What You Need to Know about the GAO Report

There are 2 things you should know about the GAO report.

First, LeadingAge participated in the GAO investigation. We met with GAO researchers back in 2016 to educate them about assisted living and about the vital services that assisted living providers deliver with help from Medicaid.

Second, LeadingAge and other provider organizations strongly support the GAO’s call for CMS to:

  • Provide guidance and clarify requirements regarding the monitoring and reporting of deficiencies that states using HCBS waivers are required to include in their annual reports;
  • Establish standard Medicaid requirements for all states to annually report key information on critical incidents; and
  • Ensure that all states submit annual reports for HCBS waivers on time as required.

The Bottom Line

The GAO isn’t saying that assisted living providers aren’t monitoring and measuring critical incidents. It’s saying that states aren’t collecting that information from providers. These limitations in state reporting, in turn, create worrisome gaps in CMS monitoring, according to the report.

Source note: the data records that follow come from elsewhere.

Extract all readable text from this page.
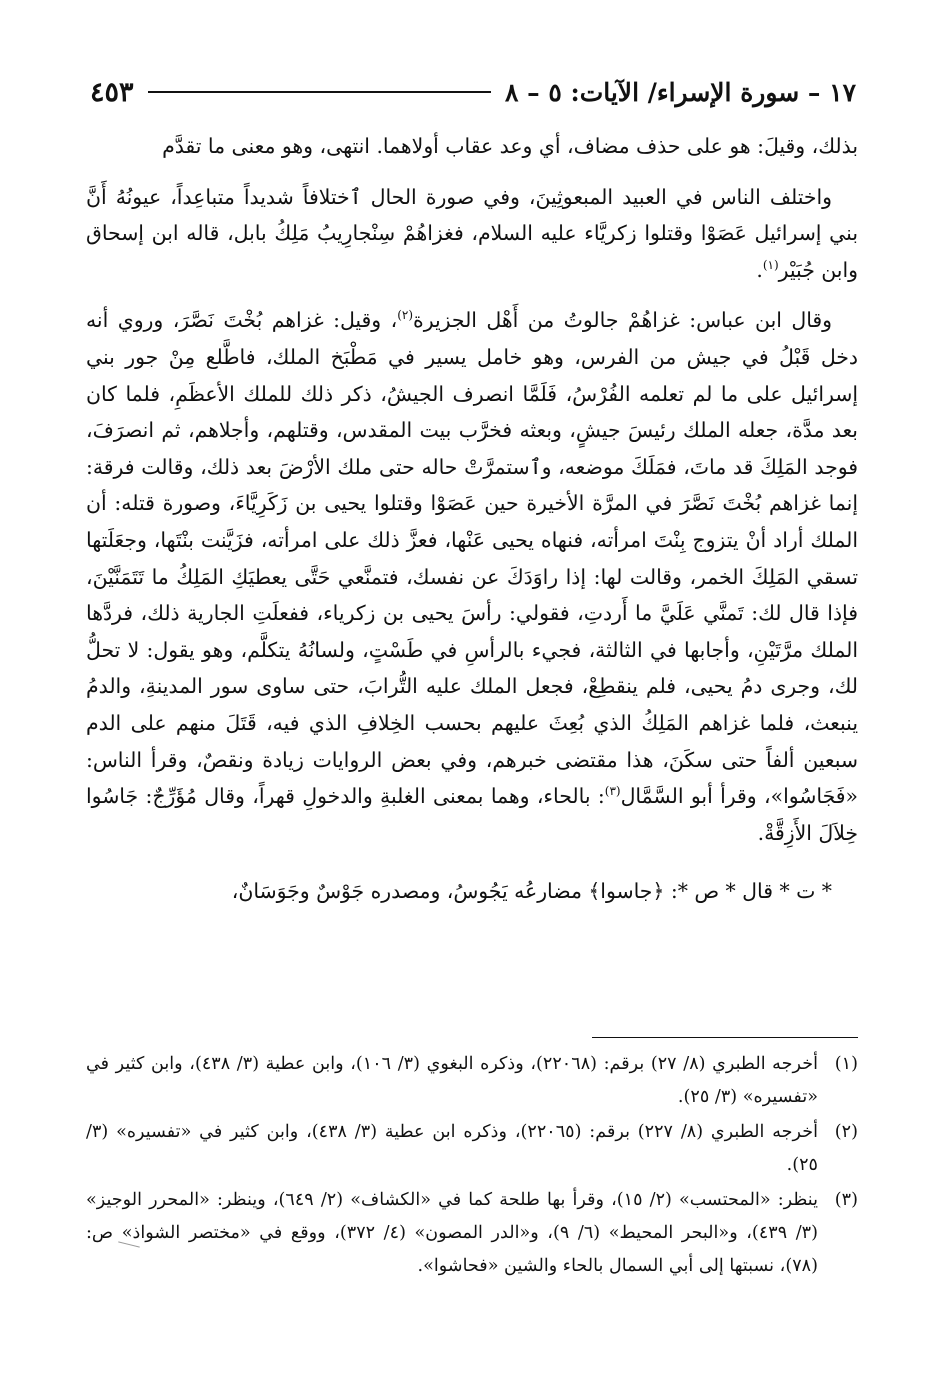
١٧ – سورة الإسراء/ الآيات: ٥ – ٨
٤٥٣

بذلك، وقيلَ: هو على حذف مضاف، أي وعد عقاب أولاهما. انتهى، وهو معنى ما تقدَّم

واختلف الناس في العبيد المبعوثِينَ، وفي صورة الحال ٱختلافاً شديداً متباعِداً، عيونُهُ أَنَّ بني إسرائيل عَصَوْا وقتلوا زكريَّاء عليه السلام، فغزاهُمْ سِنْجارِيبُ مَلِكُ بابل، قاله ابن إسحاق وابن جُبَيْر$^{(١)}$.

وقال ابن عباس: غزاهُمْ جالوتُ من أَهْل الجزيرة$^{(٢)}$، وقيل: غزاهم بُخْتَ نَصَّرَ، وروي أنه دخل قَبْلُ في جيش من الفرس، وهو خامل يسير في مَطْبَخ الملك، فاطَّلع مِنْ جور بني إسرائيل على ما لم تعلمه الفُرْسُ، فَلَمَّا انصرف الجيشُ، ذكر ذلك للملك الأعظَمِ، فلما كان بعد مدَّة، جعله الملك رئيسَ جيشٍ، وبعثه فخرَّب بيت المقدس، وقتلهم، وأجلاهم، ثم انصرَفَ، فوجد المَلِكَ قد ماتَ، فمَلَكَ موضعه، وٱستمرَّتْ حاله حتى ملك الأرْضَ بعد ذلك، وقالت فرقة: إنما غزاهم بُخْتَ نَصَّرَ في المرَّة الأخيرة حين عَصَوْا وقتلوا يحيى بن زَكَرِيَّاءَ، وصورة قتله: أن الملك أراد أنْ يتزوج بِنْتَ امرأته، فنهاه يحيى عَنْها، فعزَّ ذلك على امرأته، فزَيَّنت بنْتَها، وجعَلَتها تسقي المَلِكَ الخمر، وقالت لها: إذا راوَدَكَ عن نفسك، فتمنَّعي حَتَّى يعطيَكِ المَلِكُ ما تَتَمَنَّيْنَ، فإذا قال لك: تَمنَّي عَلَيَّ ما أَردتِ، فقولي: رأسَ يحيى بن زكرياء، ففعلَتِ الجارية ذلك، فردَّها الملك مرَّتَيْنِ، وأجابها في الثالثة، فجيء بالرأسِ في طَسْتٍ، ولسانُهُ يتكلَّم، وهو يقول: لا تحلُّ لك، وجرى دمُ يحيى، فلم ينقطِعْ، فجعل الملك عليه التُّرابَ، حتى ساوى سور المدينةِ، والدمُ ينبعث، فلما غزاهم المَلِكُ الذي بُعِثَ عليهم بحسب الخِلافِ الذي فيه، قَتَلَ منهم على الدم سبعين ألفاً حتى سكَنَ، هذا مقتضى خبرهم، وفي بعض الروايات زيادة ونقصٌ، وقرأ الناس: «فَجَاسُوا»، وقرأ أبو السَّمَّال$^{(٣)}$: بالحاء، وهما بمعنى الغلبةِ والدخولِ قهراً، وقال مُؤَرِّجٌ: جَاسُوا خِلاَلَ الأَزِقَّةْ.

* ت * قال * ص *: ﴿جاسوا﴾ مضارعُه يَجُوسُ، ومصدره جَوْسٌ وجَوَسَانٌ،

(١)
أخرجه الطبري (٨/ ٢٧) برقم: (٢٢٠٦٨)، وذكره البغوي (٣/ ١٠٦)، وابن عطية (٣/ ٤٣٨)، وابن كثير في «تفسيره» (٣/ ٢٥).
(٢)
أخرجه الطبري (٨/ ٢٢٧) برقم: (٢٢٠٦٥)، وذكره ابن عطية (٣/ ٤٣٨)، وابن كثير في «تفسيره» (٣/ ٢٥).
(٣)
ينظر: «المحتسب» (٢/ ١٥)، وقرأ بها طلحة كما في «الكشاف» (٢/ ٦٤٩)، وينظر: «المحرر الوجيز» (٣/ ٤٣٩)، و«البحر المحيط» (٦/ ٩)، و«الدر المصون» (٤/ ٣٧٢)، ووقع في «مختصر الشواذ» ص: (٧٨)، نسبتها إلى أبي السمال بالحاء والشين «فحاشوا».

It’s clear from the GAO findings that State Medicaid agencies and CMS need to step up their game when it comes to collecting, reporting, managing, and monitoring information about Medicaid assisted living services.

I suspect, as others have suggested, that improved information collection and reporting will shine a welcome spotlight on the high-quality Medicaid assisted living services provided by LeadingAge members.

But most importantly, I’m confident that any effort to make the oversight of Medicaid assisted living more consistent across the country will be good for the older adults we serve.

In the end, those older adults deserve to know that “It’s all about you.”